Gary Moore, whose wins for Higson included three German Group races with Karinga Bay and the Glenlivet 4YO Hurdle with Quakers Field, recalled Higson with great fondness, while acknowledging his faults.
He said: "Ken could start an argument in an empty room, but he meant the world to me. He was a really lovable and generous guy and I couldn't speak too highly of him.
"He got my dad [Charlie Moore] a better type of horse and then he started me off as a trainer and took me to places I'd never have been to without him. He was a legend to me.
"I was lucky to have Karinga Bay in my first season training after Ken sent him to me from Denys Smith, who had done an unbelievable job on him.
“He also had No Extras, who went close in the Wokingham and Ayr Gold Cup, with me, as well as Warm Spell, who gave AP McCoy one of his bigger early wins in the Lanzarote, and Quakers Field, who won at Aintree for Dean Gallagher.

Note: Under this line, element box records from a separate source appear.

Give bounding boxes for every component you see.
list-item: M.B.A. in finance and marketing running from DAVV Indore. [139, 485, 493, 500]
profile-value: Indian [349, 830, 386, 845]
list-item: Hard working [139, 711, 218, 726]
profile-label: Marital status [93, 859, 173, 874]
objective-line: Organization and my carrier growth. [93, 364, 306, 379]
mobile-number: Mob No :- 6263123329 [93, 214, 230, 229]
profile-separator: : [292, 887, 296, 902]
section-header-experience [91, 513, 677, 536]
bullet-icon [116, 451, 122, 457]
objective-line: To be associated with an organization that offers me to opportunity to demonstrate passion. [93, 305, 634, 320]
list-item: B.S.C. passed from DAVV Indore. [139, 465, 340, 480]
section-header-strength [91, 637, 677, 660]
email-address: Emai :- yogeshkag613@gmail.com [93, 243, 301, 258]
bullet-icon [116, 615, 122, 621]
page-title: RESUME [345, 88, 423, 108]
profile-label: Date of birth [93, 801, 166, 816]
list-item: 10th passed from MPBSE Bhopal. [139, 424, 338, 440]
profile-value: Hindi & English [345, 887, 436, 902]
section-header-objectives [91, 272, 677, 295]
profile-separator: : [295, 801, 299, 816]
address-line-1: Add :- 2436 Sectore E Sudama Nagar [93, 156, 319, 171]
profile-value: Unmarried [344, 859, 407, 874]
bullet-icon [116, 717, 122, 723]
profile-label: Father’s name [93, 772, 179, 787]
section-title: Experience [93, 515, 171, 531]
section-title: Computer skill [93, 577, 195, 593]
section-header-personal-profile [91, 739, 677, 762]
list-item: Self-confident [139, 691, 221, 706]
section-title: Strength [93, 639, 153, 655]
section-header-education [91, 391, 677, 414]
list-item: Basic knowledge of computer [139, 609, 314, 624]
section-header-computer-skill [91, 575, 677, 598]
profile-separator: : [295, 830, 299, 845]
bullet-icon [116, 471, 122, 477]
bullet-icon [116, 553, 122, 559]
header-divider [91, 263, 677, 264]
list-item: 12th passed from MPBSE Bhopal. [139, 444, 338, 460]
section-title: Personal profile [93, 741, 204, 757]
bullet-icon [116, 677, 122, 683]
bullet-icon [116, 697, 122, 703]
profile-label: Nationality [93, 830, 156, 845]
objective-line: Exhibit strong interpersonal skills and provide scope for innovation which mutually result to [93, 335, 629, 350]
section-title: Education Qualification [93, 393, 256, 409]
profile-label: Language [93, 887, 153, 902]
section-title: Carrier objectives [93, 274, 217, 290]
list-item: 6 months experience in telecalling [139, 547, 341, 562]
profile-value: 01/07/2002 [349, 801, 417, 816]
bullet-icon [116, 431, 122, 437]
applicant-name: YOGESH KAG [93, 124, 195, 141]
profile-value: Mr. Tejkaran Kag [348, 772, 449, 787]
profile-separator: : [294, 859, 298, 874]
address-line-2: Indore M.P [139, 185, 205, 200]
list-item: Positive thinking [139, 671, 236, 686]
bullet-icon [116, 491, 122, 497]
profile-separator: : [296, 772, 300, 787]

"Ken started with Ryan Price and had good horses with Geoff Lewis and David Elsworth too. 'Elsie' trained Roll A Dollar, who won a Sagaro Stakes when ridden by Brian Rouse and who Ken let me ride in the Dovecote at Kempton. He must have been a good horse to win that day."
Moore added: "Ken loved his football too and would have been thrilled at seeing Liverpool beat Manchester City on Sunday. I knew something was up when he didn't call me to tell me how good they were and what a great coach Klopp is."
Higson will be remembered by many for having joined forces with Barney Curley in an owners' revolt at Fontwell in 1992, having a fortnight earlier attacked Plumpton for the "pathetic" and "insulting" rewards it offered.
He instructed Moore, who was riding for his father, not to set off on the 9-4 favourite Across The Card, who walked away from the rest of the field seconds before the tapes went up, causing severe disruption to the betting markets. He and Moore were each fined £1,200, as were Curley and his rider for a later incident.
Higson said at the time: "This is most certainly the saddest day of my life but I felt I had to do something to bring some sanity into a sport I love."
Moore recalled: "Ken wrote the cheques there and then to pay his fine and mine, but the incident could have cost me my training career, as the cuttings were the first thing they pulled out of the drawer when I applied for my licence."
Higson, a pharmaceuticals manufacturer, is survived by his wife Sue, son Peter and daughter Suzette.